What environmental obligations apply to air carrier operations?
As Malta is part of the European Union, the regulation of environmental obligations relating to aviation is divided into two categories:
- Aircraft noise – the main legislation in this regard is the EU Balanced Approach Regulation (598/2014), which sets out noise-related operating restrictions at EU airports and tasks the EASA with collecting, verifying and publishing noise performance information concerning aircraft which operate at EU airports. The Assessment and Management of Environment Noise Regulations also transpose EU rules, which require Malta to carry out noise mapping and adopt action plans in order to prevent and reduce exposure to noise. The Air Navigation (Noise Certification and Operation of Aircraft) Order grants the CAD the power to issue noise certificates pursuant to Annex 16 of the Chicago Convention on International Civil Aviation.

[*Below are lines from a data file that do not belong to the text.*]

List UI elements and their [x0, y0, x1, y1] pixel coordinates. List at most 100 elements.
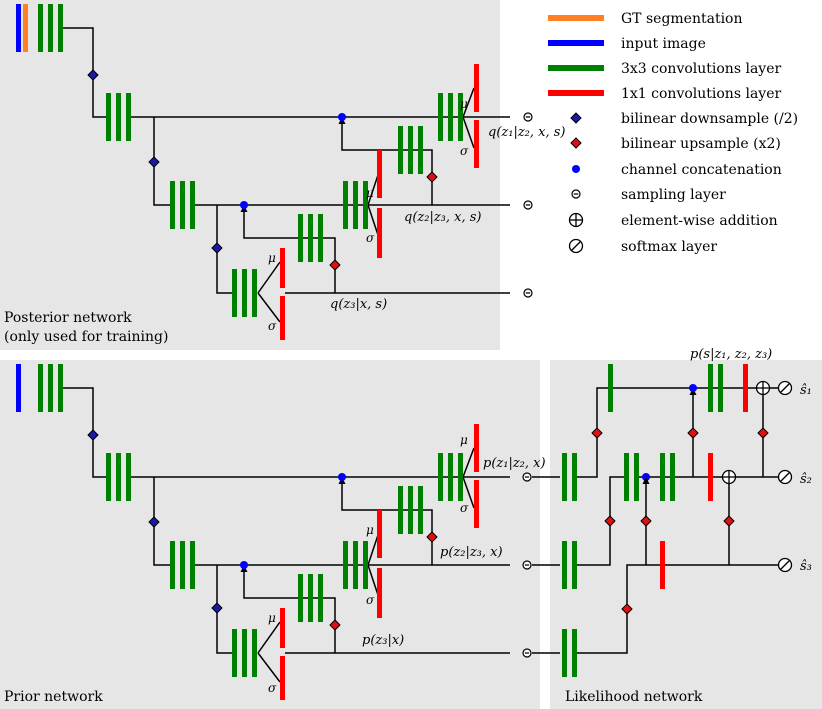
posterior-lvl1-fork-mu — [462, 87, 475, 118]
prior-enc2-conv-2 — [126, 453, 131, 501]
softmax-symbol-legend-row: softmax layer — [568, 238, 717, 255]
prior-enc2-conv-0 — [106, 453, 111, 501]
prior-sample-2 — [522, 560, 532, 570]
lik-z3-1x1 — [660, 541, 665, 589]
post-mu-2: μ — [366, 186, 374, 200]
prior-enc1-conv-1 — [48, 364, 53, 412]
prior-lvl2-fork-sigma — [367, 564, 379, 596]
sampling-symbol-legend-row: sampling layer — [571, 187, 726, 203]
prior-dec2-conv-1 — [353, 541, 358, 589]
posterior-sample-1 — [523, 112, 533, 122]
posterior-lvl3-mu — [280, 248, 285, 288]
prior-mu-3: μ — [268, 611, 276, 625]
post-mu-1: μ — [460, 97, 468, 111]
posterior-subtitle: (only used for training) — [4, 329, 168, 345]
posterior-enc4-conv-1 — [242, 269, 247, 317]
posterior-lvl3-sigma — [280, 296, 285, 340]
prior-concat-2 — [240, 561, 248, 569]
prior-down-2 — [148, 516, 160, 528]
posterior-dec2a-conv-1 — [308, 214, 313, 262]
conv1x1-bar-icon — [548, 90, 604, 96]
posterior-enc2-conv-2 — [126, 93, 131, 141]
posterior-enc3-conv-2 — [190, 181, 195, 229]
posterior-enc4-conv-0 — [232, 269, 237, 317]
softmax-symbol-icon — [568, 238, 584, 254]
lik-up-mid — [640, 515, 652, 527]
prior-enc4-conv-2 — [252, 629, 257, 677]
posterior-dec2-conv-2 — [363, 181, 368, 229]
likelihood-panel — [550, 360, 822, 709]
legend-label: bilinear upsample (x2) — [621, 136, 781, 152]
legend-label: GT segmentation — [621, 11, 743, 27]
prior-concat-1 — [338, 473, 346, 481]
gt-segmentation-bar-icon — [548, 15, 604, 21]
posterior-q1-label: q(z₁|z₂, x, s) — [488, 125, 566, 140]
lik-softmax-3-slash — [780, 560, 790, 570]
legend-label: softmax layer — [621, 239, 717, 255]
lik-z2-conv-0 — [562, 541, 567, 589]
prior-dec1a-conv-1 — [408, 486, 413, 534]
prior-lvl1-mu — [474, 424, 479, 472]
posterior-q3-label: q(z₃|x, s) — [330, 297, 387, 312]
lik-softmax-1-slash — [780, 383, 790, 393]
lik-z2-upsample — [604, 515, 616, 527]
posterior-q2-label: q(z₂|z₃, x, s) — [404, 210, 482, 225]
lik-z3-conv-1 — [572, 629, 577, 677]
lik-softmax-1 — [777, 380, 793, 396]
posterior-lvl1-fork-sigma — [462, 116, 475, 149]
legend-label: element-wise addition — [621, 213, 778, 229]
concat-dot-legend-row: channel concatenation — [572, 162, 782, 178]
prior-lvl3-mu — [280, 608, 285, 648]
output-s1-label: ŝ₁ — [800, 383, 812, 398]
legend: GT segmentation input image 3x3 convolutio… — [548, 11, 798, 255]
prior-title: Prior network — [4, 689, 103, 705]
addition-symbol-icon — [568, 212, 584, 228]
legend-label: 1x1 convolutions layer — [621, 86, 781, 102]
prior-sigma-1: σ — [460, 501, 469, 515]
lik-mid-1x1 — [708, 453, 713, 501]
input-image-bar-icon — [548, 40, 604, 46]
conv3x3-bar-legend-row: 3x3 convolutions layer — [548, 61, 781, 77]
prior-panel — [0, 360, 540, 709]
prior-sample-1 — [522, 472, 532, 482]
prior-down-3 — [211, 602, 223, 614]
prior-enc3-conv-1 — [180, 541, 185, 589]
posterior-concat-2 — [240, 201, 248, 209]
posterior-up-2 — [426, 171, 438, 183]
likelihood-ps-label: p(s|z₁, z₂, z₃) — [690, 347, 772, 362]
lik-mid-conv-b-0 — [660, 453, 665, 501]
prior-lvl2-mu — [377, 510, 382, 558]
posterior-enc1-conv-0 — [38, 4, 43, 52]
post-sigma-3: σ — [268, 319, 277, 333]
lik-add-top — [755, 380, 771, 396]
prior-dec2a-conv-0 — [298, 574, 303, 622]
prior-lvl1-fork-sigma — [462, 476, 475, 509]
lik-z1-conv-1 — [572, 453, 577, 501]
posterior-lvl3-fork-sigma — [257, 292, 281, 323]
posterior-enc2-conv-1 — [116, 93, 121, 141]
posterior-enc4-conv-2 — [252, 269, 257, 317]
prior-input-bar — [16, 364, 21, 412]
lik-arrow-mid — [642, 477, 650, 484]
lik-top-conv-b-0 — [708, 364, 713, 412]
lik-up-add-top — [757, 427, 769, 439]
posterior-down-1 — [87, 69, 99, 81]
prior-lvl2-fork-mu — [367, 534, 379, 566]
posterior-enc2-conv-0 — [106, 93, 111, 141]
posterior-enc2-down — [153, 117, 170, 206]
legend-label: input image — [621, 36, 706, 52]
lik-up-add-mid — [723, 515, 735, 527]
posterior-enc3-conv-1 — [180, 181, 185, 229]
output-s3-label: ŝ₃ — [800, 559, 812, 574]
prior-lvl1-fork-mu — [462, 447, 475, 478]
posterior-enc1-conv-1 — [48, 4, 53, 52]
legend-label: bilinear downsample (/2) — [621, 111, 798, 127]
conv3x3-bar-icon — [548, 65, 604, 71]
posterior-input-bar — [16, 4, 21, 52]
post-sigma-1: σ — [460, 144, 469, 158]
conv1x1-bar-legend-row: 1x1 convolutions layer — [548, 86, 781, 102]
legend-label: channel concatenation — [621, 162, 782, 178]
posterior-enc3-down — [216, 205, 232, 294]
legend-label: sampling layer — [621, 187, 726, 203]
addition-symbol-legend-row: element-wise addition — [568, 212, 778, 229]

- Aircraft emissions – the EU Greenhouse Gas Emissions Trading Scheme for Aviation Regulations transpose EU rules which oblige carriers to participate in the EU Emissions Trading System in relation to flights within EEA airspace. This requires them to monitor their carbon emissions and buy and surrender allowances equivalent to those emissions.
Air traffic control
How are air traffic control services regulated in your jurisdiction?
The CAD regulates air traffic control in accordance with:
- the Air Navigation Order;
- the Civil Aviation (Provision of Air Navigation Services) Order;
- the Civil Aviation (Distribution of Traffic Rights) Regulations; and
- the Civil Aviation (Air Traffic Flow Management) Regulations.

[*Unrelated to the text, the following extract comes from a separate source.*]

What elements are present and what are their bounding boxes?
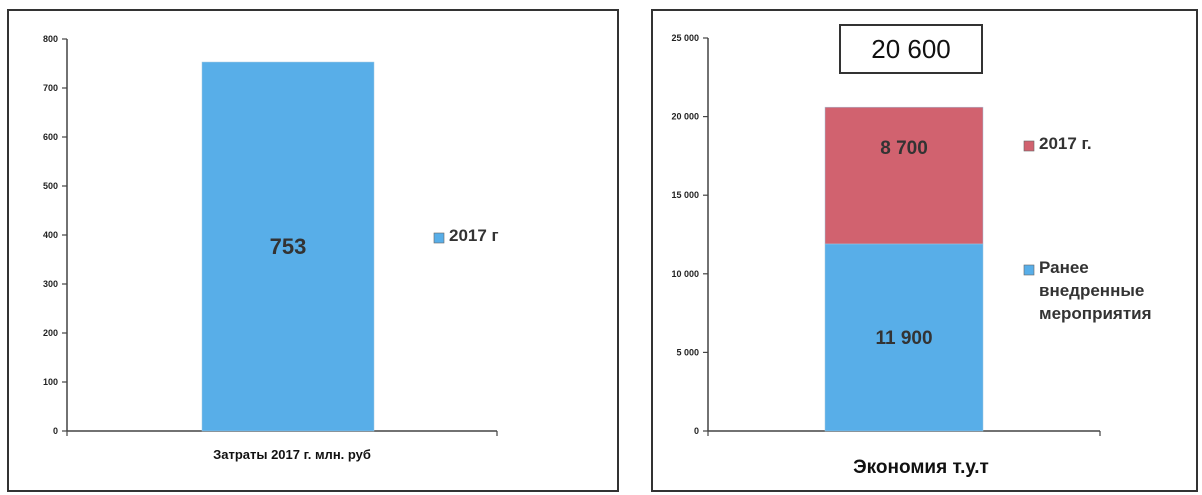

The CAD has the power to, among other things, licence air traffic controllers and restrict or prohibit flights over Malta.
Do any licensing requirements apply to specific routes?
An operating licence obtained under EU Regulation 1008/2008 is valid within the European Union, the European Economic Area and Switzerland. For routes outside these areas, permission is required under a bilateral air services agreement. In the absence of such an agreement, commercial air services may be undertaken on a temporary basis at the CAD’s discretion.
Are any public service obligations in place with respect to remote destinations?
Do any special provisions apply to charter services?
What taxes apply to the provision of air carrier services?
Under the Income Tax Act, income derived from the leasing or operation of aircraft or aircraft engines which are used for or employed in the international transport of passengers or goods is always deemed to have arisen outside Malta irrespective of:
- where the aircraft or aircraft engines are registered; and
- whether the aircraft has called at, or operated from, an airport in Malta.
Therefore, air carriers which are managed and controlled in Malta are taxed on a remittance basis (ie, only on income which is remitted to Malta). However, air carriers incorporated in Malta are taxed on a worldwide basis (ie, they are still taxed on their income at the standard 35% corporate tax rate, even though it is deemed to have arisen outside Malta). Air carriers which are neither incorporated nor managed or controlled in Malta pay no income tax, as their income is deemed to have arisen outside Malta.